As @mstorsjo said, we're working on supporting such emulation, but it's not complete yet. ARM64EC port, which is a requirement for 64-bit support, is getting there, but emulator integration is a largely missing.

@jeremyd2019 wrappers like that may work for simple cases, but ultimately if you want to share Wine prefix between ARM64 and x64 processes, Wine needs to be aware of it. For example, .wine/drive_c/windows/system32 needs to be understood by both process types (which needs ARM64X).

For experimenting with 32-bit, I think upstream Wine still needs a little bit of patching to work with FEX. Probably the easiest way to experiment with it is using https://github.com/AndreRH/hangover (although most of its Wine patches should not be needed).

jeremyd2019 commented 3 weeks ago

Technically, I don't think I was sharing the wine prefix in my testing, because the wine-arm64 wrapper I borrowed from the linaro repo sets WINEPREFIX: https://gitlab.com/Linaro/windowsonarm/woa-linux/-/blob/master/containers/unified.Dockerfile#L72 Of course, it only sets WINEPREFIX if it is not already set, and I didn't explicitly set it (I was using the default ~/.wine for the x86_64 while testing).

It looks like that hangover repo has instructions on how to build FEX for wine.

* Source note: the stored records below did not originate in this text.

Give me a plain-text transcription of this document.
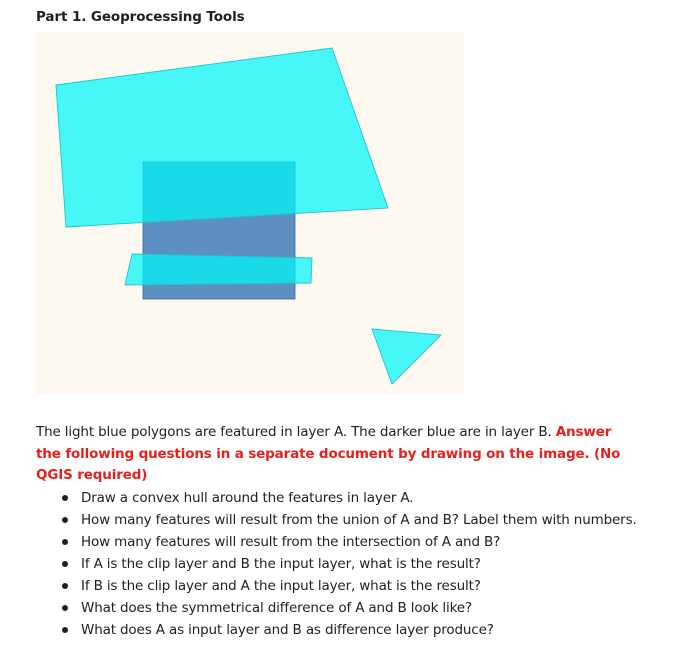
Part 1. Geoprocessing Tools
The light blue polygons are featured in layer A. The darker blue are in layer B. Answer the following questions in a separate document by drawing on the image. (No QGIS required)
Draw a convex hull around the features in layer A.
How many features will result from the union of A and B? Label them with numbers.
How many features will result from the intersection of A and B?
If A is the clip layer and B the input layer, what is the result?
If B is the clip layer and A the input layer, what is the result?
What does the symmetrical difference of A and B look like?
What does A as input layer and B as difference layer produce?
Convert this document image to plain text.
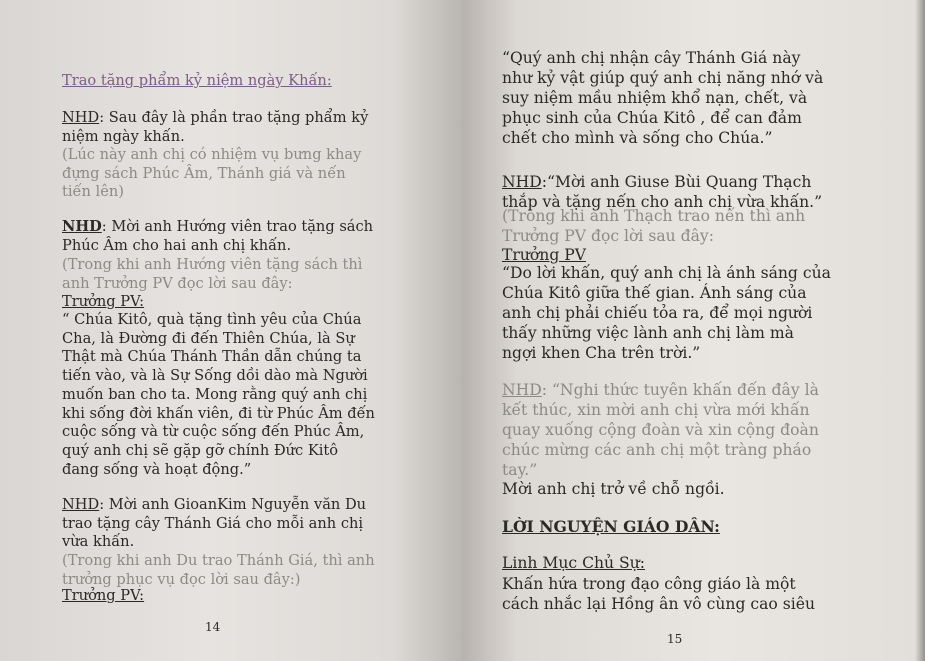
Trao tặng phẩm kỷ niệm ngày Khấn:

NHD: Sau đây là phần trao tặng phẩm kỷ niệm ngày khấn.

(Lúc này anh chị có nhiệm vụ bưng khay đựng sách Phúc Âm, Thánh giá và nến tiến lên)

NHD: Mời anh Hướng viên trao tặng sách Phúc Âm cho hai anh chị khấn.

(Trong khi anh Hướng viên tặng sách thì anh Trưởng PV đọc lời sau đây:

Trưởng PV:

“ Chúa Kitô, quà tặng tình yêu của Chúa Cha, là Đường đi đến Thiên Chúa, là Sự Thật mà Chúa Thánh Thần dẫn chúng ta tiến vào, và là Sự Sống dồi dào mà Người muốn ban cho ta. Mong rằng quý anh chị khi sống đời khấn viên, đi từ Phúc Âm đến cuộc sống và từ cuộc sống đến Phúc Âm, quý anh chị sẽ gặp gỡ chính Đức Kitô đang sống và hoạt động.”

NHD: Mời anh GioanKim Nguyễn văn Du trao tặng cây Thánh Giá cho mỗi anh chị vừa khấn.

(Trong khi anh Du trao Thánh Giá, thì anh trưởng phục vụ đọc lời sau đây:)

Trưởng PV:

14

“Quý anh chị nhận cây Thánh Giá này như kỷ vật giúp quý anh chị năng nhớ và suy niệm mầu nhiệm khổ nạn, chết, và phục sinh của Chúa Kitô , để can đảm chết cho mình và sống cho Chúa.”

NHD:“Mời anh Giuse Bùi Quang Thạch thắp và tặng nến cho anh chị vừa khấn.”

(Trong khi anh Thạch trao nến thì anh Trưởng PV đọc lời sau đây:

Trưởng PV

“Do lời khấn, quý anh chị là ánh sáng của Chúa Kitô giữa thế gian. Ánh sáng của anh chị phải chiếu tỏa ra, để mọi người thấy những việc lành anh chị làm mà ngợi khen Cha trên trời.”

NHD: “Nghi thức tuyên khấn đến đây là kết thúc, xin mời anh chị vừa mới khấn quay xuống cộng đoàn và xin cộng đoàn chúc mừng các anh chị một tràng pháo tay.”

Mời anh chị trở về chỗ ngồi.

LỜI NGUYỆN GIÁO DÂN:

Linh Mục Chủ Sự:

Khấn hứa trong đạo công giáo là một cách nhắc lại Hồng ân vô cùng cao siêu

15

So I can try to build FEX dll and plug it into wine-9.11, and see what breaks. Though one of the limitations I saw mentioned is that FEX doesn't work with console applications... so that's probably a pretty big limitation for me

jeremyd2019 commented 3 weeks ago

It appears that i686 msys2 doesn't work properly, with "experimental wow64 mode" on x86_64 -> i386. It seems to trigger some sort of exception situation that then hangs on fork. Just calling pacman.exe directly works well enough to update the base distribution, if I disable sig checking, until it tries to fork for hooks or install scripts. I can kill the hung pacman.exe child and it gives a dofork error and moves on.

mstorsjo commented 3 weeks ago

It appears that i686 msys2 doesn't work properly, with "experimental wow64 mode" on x86_64 -> i386. It seems to trigger some sort of exception situation that then hangs on fork. Just calling pacman.exe directly works well enough to update the base distribution, if I disable sig checking, until it tries to fork for hooks or install scripts. I can kill the hung pacman.exe child and it gives a dofork error and moves on.

I guess cygwin/msys2 is one of the cases that exercise a lot of tricky details/corner cases, so it's probably not going to be the easiest to get working, either in experimental wow64, or emulated i386 (or x86_64 for that matter) on arm64. Not sure if this is a known issue upstream though, but if it's possible to distill into a minimal-ish testcase for them to reproduce on, it sounds to me that it'd be worth reporting.

jeremyd2019 commented 3 weeks ago

Haha, yeah, minimal-ish testcase on one hand might just be a cygwin program that calls fork... but I bet you meant minimal in terms of Windows APIs not Cygwin... Probably next I need to get a 32-bit wine build and see if i686 msys2 even works there (with the patches/hacks that are necessary for x86_64 msys2), to see if it's the wow64 mode or just another cygwin issue that just didn't get addressed because it was i686.

jeremyd2019 commented 3 weeks ago

OK, "native" i386 wine from my wine fork msys2-wine-9.11 branch can run msys2 i686 without this issue, so it's some wow64 situation I guess.